Bezoek Balkenende aan Antillen smaakt naar meer
Als het aan premier Balkenende ligt, gaat hij vaker naar de Dutch Carribean. „Ik voel me hier thuis”, zegt hij al op de tweede dag, als hij na Aruba op Curaçao is beland. Balkenende is nog nooit op een van de zes eilanden geweest, die hij van maandag tot zaterdag allemaal bezoekt. Zoals veel Nederlanders die nog nooit in de andere delen van het koninkrijk zijn geweest, meent hij dat Aruba en de Antillen „pas echt gaan leven als je er geweest bent”.

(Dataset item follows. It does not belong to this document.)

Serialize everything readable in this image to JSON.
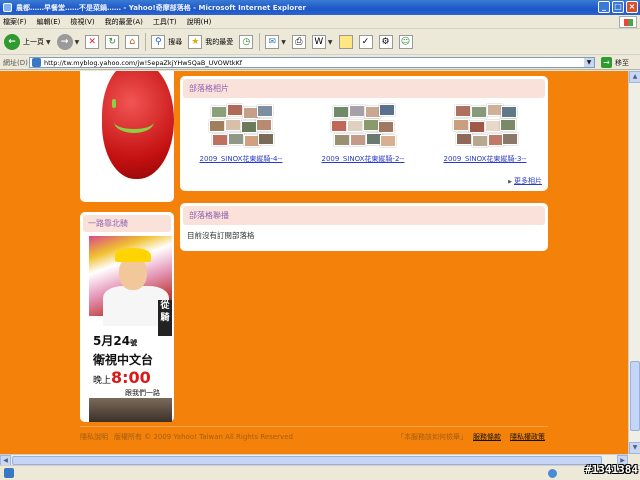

De Antilliaanse premier Ys en de Arubaanse premier Oduber zijn dan ook in hun nopjes met het eerste bezoek van een Nederlandse premier sinds Wim Kok in 1995. Balkenende ontmoette een aantal bestuurders al eerder in Den Haag maar zijn gastheren wijzen erop dat het beter is Aruba, Curaçao, Bonaire, Sint-Maarten, Sint-Eustatius en Saba zelf te ervaren.
Op die manier kan hij een beter begrip krijgen van de exotische eilanden en van de ernstige problemen die de vriendelijke inwoners nu eenmaal ook hebben. Want niet alleen de Antillen zelf hebben daar last van, maar ook Nederland, waar kansarme Antillianen die uitwijken flinke problemen en overlast veroorzaken.
Misschien speelt bij het thuisgevoel van Balkenende ook mee dat hij voor het eerst zijn vrouw Bianca en dochtertje Amelie bij zich heeft, op uitnodiging van de Antillen. De Nederlandse first lady doceert op een universiteit en houdt niet van de schijnwerpers, zelfs niet als die ver weg op de Antillen staan.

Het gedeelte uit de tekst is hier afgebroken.